Par Caroline Piquet, Mis à jour le 10/11/2017 à 18h25 | Publié le 10/11/2017 à 18h09
Resté longtemps secret, ce programme lancé fin 2016 vient d’être dévoilé par la ministre de la Justice, qui réfléchit à l’étendre à l’ensemble du territoire français. Il concerne actuellement 14 radicalisés.
«Rive» pour «Recherche et intervention sur les violences extrémistes». C’est le nom du nouveau dispositif de déradicalisation testé en toute discrétion par le ministère de la Justice depuis une dizaine de mois en Île-de-France. Actuellement, 14 personnes radicalisées – 8 hommes et 6 femmes âgés de 26 ans en moyenne – sont suivies par une équipe pluridisciplinaire dont l’objectif est de les «désengager» de «la violence extrémiste» et de les réinsérer dans la société.

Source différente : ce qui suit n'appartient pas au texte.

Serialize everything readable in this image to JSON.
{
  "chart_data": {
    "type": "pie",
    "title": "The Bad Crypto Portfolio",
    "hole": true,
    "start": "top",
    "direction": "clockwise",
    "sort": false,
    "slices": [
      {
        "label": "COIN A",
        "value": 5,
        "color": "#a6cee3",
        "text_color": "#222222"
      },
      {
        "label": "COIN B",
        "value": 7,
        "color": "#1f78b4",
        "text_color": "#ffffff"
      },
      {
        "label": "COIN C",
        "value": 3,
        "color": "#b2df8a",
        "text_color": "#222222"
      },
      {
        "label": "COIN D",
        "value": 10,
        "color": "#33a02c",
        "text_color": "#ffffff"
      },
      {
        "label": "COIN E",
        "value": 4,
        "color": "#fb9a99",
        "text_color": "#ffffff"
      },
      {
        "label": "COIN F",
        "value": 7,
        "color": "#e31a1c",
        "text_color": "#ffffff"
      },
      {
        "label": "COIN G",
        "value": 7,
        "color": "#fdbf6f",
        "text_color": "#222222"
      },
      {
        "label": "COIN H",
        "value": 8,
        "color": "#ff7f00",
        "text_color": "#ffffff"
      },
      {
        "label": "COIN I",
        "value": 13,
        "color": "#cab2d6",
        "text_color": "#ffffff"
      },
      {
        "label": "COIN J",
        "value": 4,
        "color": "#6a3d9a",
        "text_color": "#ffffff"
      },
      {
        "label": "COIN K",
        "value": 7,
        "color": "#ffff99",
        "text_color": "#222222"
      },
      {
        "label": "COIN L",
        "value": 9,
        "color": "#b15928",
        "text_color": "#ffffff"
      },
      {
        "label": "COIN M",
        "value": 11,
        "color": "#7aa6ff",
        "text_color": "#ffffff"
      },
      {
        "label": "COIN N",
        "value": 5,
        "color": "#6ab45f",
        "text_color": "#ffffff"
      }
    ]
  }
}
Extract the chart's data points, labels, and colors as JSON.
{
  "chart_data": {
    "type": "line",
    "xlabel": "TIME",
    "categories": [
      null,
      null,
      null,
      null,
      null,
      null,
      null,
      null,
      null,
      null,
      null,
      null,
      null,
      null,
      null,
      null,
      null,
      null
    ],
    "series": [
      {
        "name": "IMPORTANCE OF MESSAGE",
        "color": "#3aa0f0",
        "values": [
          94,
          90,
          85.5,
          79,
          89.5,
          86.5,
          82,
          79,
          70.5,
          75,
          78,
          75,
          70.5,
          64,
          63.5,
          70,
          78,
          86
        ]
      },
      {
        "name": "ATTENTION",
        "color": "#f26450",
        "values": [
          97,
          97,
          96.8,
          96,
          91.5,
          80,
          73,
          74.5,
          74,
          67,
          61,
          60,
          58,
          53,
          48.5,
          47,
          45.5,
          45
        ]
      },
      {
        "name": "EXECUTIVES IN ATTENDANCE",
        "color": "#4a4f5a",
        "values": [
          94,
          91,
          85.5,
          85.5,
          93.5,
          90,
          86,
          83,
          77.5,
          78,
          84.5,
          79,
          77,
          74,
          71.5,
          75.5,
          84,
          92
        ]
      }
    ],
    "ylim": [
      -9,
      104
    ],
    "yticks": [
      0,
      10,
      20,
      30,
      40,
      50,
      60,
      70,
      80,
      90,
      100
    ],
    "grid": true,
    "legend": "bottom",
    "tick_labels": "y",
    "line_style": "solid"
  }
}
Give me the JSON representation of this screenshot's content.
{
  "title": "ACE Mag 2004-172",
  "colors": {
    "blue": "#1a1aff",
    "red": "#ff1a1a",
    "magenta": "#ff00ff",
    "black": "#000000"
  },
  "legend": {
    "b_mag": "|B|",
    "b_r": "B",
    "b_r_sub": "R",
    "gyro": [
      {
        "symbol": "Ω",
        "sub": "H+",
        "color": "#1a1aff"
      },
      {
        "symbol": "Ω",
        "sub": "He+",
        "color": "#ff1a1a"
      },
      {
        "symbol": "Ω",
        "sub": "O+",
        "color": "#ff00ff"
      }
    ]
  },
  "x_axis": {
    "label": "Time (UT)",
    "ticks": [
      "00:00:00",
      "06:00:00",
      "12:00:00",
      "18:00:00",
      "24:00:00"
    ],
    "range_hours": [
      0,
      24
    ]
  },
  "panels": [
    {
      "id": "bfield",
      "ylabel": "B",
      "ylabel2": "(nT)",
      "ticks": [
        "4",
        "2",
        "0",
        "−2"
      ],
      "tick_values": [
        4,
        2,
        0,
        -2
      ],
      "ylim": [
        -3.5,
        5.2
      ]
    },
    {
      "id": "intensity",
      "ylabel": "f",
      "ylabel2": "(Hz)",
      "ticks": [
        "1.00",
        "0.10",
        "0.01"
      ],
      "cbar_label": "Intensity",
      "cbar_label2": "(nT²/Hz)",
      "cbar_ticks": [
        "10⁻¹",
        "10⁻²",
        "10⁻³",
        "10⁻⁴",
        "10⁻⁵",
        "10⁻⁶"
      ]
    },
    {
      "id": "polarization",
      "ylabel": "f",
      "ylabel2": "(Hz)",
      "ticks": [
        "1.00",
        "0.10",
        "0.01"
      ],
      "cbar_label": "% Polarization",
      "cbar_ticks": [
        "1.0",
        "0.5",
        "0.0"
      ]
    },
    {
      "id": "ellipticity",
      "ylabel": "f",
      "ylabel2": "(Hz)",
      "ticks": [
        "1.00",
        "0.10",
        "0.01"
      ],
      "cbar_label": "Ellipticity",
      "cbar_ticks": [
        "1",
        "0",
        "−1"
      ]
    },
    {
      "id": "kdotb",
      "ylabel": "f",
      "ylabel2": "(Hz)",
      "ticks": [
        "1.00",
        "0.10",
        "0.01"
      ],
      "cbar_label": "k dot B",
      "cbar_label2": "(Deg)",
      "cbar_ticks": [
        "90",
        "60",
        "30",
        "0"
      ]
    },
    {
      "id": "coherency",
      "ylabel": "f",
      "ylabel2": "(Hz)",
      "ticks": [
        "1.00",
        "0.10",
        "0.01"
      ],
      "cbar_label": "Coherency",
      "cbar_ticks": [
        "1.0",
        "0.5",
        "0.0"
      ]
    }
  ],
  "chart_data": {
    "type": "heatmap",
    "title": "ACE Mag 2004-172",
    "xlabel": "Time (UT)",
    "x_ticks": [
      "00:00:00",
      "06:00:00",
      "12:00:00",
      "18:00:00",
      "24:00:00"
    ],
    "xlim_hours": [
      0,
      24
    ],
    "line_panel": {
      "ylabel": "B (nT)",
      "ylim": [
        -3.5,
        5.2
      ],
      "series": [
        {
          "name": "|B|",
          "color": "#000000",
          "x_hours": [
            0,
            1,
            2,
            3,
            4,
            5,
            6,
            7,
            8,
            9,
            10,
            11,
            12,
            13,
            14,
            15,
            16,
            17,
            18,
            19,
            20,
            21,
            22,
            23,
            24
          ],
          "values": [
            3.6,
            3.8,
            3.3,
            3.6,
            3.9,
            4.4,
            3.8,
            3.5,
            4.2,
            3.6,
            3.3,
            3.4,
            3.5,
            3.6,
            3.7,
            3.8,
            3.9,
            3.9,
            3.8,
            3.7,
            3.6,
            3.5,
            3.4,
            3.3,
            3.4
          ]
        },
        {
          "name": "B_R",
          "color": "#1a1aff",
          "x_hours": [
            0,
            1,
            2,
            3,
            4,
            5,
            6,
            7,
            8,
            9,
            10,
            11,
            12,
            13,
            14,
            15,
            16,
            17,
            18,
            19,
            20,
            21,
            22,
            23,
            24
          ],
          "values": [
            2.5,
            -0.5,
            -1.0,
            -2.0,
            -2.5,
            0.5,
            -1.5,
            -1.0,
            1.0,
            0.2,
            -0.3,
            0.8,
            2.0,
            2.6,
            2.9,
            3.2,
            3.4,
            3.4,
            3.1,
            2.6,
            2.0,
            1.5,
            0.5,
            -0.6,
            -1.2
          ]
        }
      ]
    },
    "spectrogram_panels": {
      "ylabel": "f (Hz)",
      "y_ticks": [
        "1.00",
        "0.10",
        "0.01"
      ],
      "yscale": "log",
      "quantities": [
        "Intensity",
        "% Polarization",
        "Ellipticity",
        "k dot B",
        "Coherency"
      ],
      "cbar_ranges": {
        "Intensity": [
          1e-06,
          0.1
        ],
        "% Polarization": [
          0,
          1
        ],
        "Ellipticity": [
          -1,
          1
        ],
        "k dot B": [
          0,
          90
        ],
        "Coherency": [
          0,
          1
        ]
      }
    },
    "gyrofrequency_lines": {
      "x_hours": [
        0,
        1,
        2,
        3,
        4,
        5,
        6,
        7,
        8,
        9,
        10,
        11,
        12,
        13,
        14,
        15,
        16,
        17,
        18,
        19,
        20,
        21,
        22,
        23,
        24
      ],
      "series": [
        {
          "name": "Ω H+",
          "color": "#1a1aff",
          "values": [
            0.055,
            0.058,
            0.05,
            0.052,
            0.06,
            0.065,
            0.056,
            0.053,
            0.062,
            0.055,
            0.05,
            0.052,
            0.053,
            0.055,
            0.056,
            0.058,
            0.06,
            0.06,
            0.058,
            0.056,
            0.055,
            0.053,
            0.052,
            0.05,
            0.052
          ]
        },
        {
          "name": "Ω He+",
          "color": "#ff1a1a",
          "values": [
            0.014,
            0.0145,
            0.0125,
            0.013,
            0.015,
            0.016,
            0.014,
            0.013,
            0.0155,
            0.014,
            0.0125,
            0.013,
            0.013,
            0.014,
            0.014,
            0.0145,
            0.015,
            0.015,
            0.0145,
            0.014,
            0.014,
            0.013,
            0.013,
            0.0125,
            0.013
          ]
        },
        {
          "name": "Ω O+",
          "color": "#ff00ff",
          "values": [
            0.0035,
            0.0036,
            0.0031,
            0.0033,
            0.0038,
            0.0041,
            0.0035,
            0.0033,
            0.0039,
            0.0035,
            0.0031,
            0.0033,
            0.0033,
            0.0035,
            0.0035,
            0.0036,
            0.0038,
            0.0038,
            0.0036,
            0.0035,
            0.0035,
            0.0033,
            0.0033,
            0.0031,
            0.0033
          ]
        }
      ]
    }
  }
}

Si ce programme peut de prime abord ressembler à d’autres projets de déradicalisation, il présente pourtant plusieurs particularités et prend parfois le contre-pied de précédentes expérimentations. D’abord parce que ses participants le suivent sous la contrainte d’un juge. Exit le volontariat comme c’était le cas au centre de déradicalisation de Pontourny, aujourd’hui fermé, faute de candidats. Ensuite, parce que le suivi se fait en milieu ouvert. C’est-à-dire qu’aucun des participants de ce dispositif ne se trouve en prison: ils sont sous contrôle judiciaire, assignés à résidence ou sous bracelet électronique, le plus souvent en attente d’un jugement. Les autres ont été condamnés pour une infraction en lien avec le terrorisme ou pour des faits de droit commun avant d’être repérés pour leur radicalisation. Les faits qui leur sont reprochés sont variés: certains avaient des velléités de départ en Syrie, ont fait un passage en zone irako-syrienne, d’autres étaient poursuivis pour apologie du terrorisme ou consultation de sites djihadistes.
«On va chercher à comprendre leur parcours» Frédéric Lauféron, le directeur général de l’association APCARS (Association de politique criminelle appliquée et de réinsertion sociale)
Référents sociaux, psychologue, aumônier musulman, une dizaine de professionnels prennent en charge ces personnes à raison de six heures par semaine et via des prises de rendez-vous. «On se déplace énormément», explique Frédéric Lauféron, le directeur général de l’association APCARS (Association de politique criminelle appliquée et de réinsertion sociale) qui pilote ce projet avec l’Administration pénitentiaire, plus précisément avec les SPIP (Services pénitentiaires insertion et probation). Les rencontres peuvent se faire au restaurant, dans un parc public ou près de leur domicile. Contrairement aux expérimentations, il n’y a pas de centre de déradicalisation à proprement parler et jamais aucun participant ne se croise. L’équipe est aussi joignable par téléphone du lundi au samedi. «On les aide dans leurs démarches administratives mais aussi dans leurs questionnements, qu’ils soient religieux ou identitaires», détaille le responsable associatif. Le suivi se veut «très individualisé»: «on va chercher à comprendre leur parcours, pourquoi ils ont eu affaire à la justice» pour pouvoir in fine, «construire avec eux un projet de vie compatible avec les principes de la République», poursuit Frédéric Lauféron.
Tisser «un lien de confiance»
L’opération s’avère parfois délicate puisqu’il faut à terme tisser «un lien de confiance» avec le participant et le convaincre de l’utilité de ce programme. Si au départ, certains se sont montrés réticents, tous ont fini par coopérer. «La plupart d’entre eux nous appellent spontanément. On est devenu une sorte de point d’ancrage», estime encore Frédéric Lauféron. Et si l’un d’eux arrêtait de collaborer, le juge pourrait tout de suite prendre des sanctions et l’incarcérer. L’idée de ce programme a émergé en août 2016, juste après l’attentat de SaintÉtienne- du-Rouvray, dont l’un des auteurs était sous bracelet électronique. «On a compris qu’il fallait aussi prendre en charge les personnes suivies en milieu ouvert car elles étaient tout aussi dangereuses que celles qui sont en prison», explique-t-on à l’Administration pénitentiaire. À l’époque, l’impulsion est donnée par Jean-Jacques Urvoas, alors garde des Sceaux, mais contrairement aux autres expérimentations qui ont souvent tourné au fiasco, le projet est, cette fois-ci, tenu secret, loin des caméras. Ce n’est que jeudi, à un mois de la présentation d’un plan national de lutte contre la radicalisation, que la ministre de la Justice a décidé de révéler son existence. «Nous avons autour de 500 détenus très radicalisés et 1500 personnes en voie de radicalisation. Donc il faut agir», a déclaré Nicole Belloubet, qui dit réfléchir à l’extension de ce projet sur le territoire national.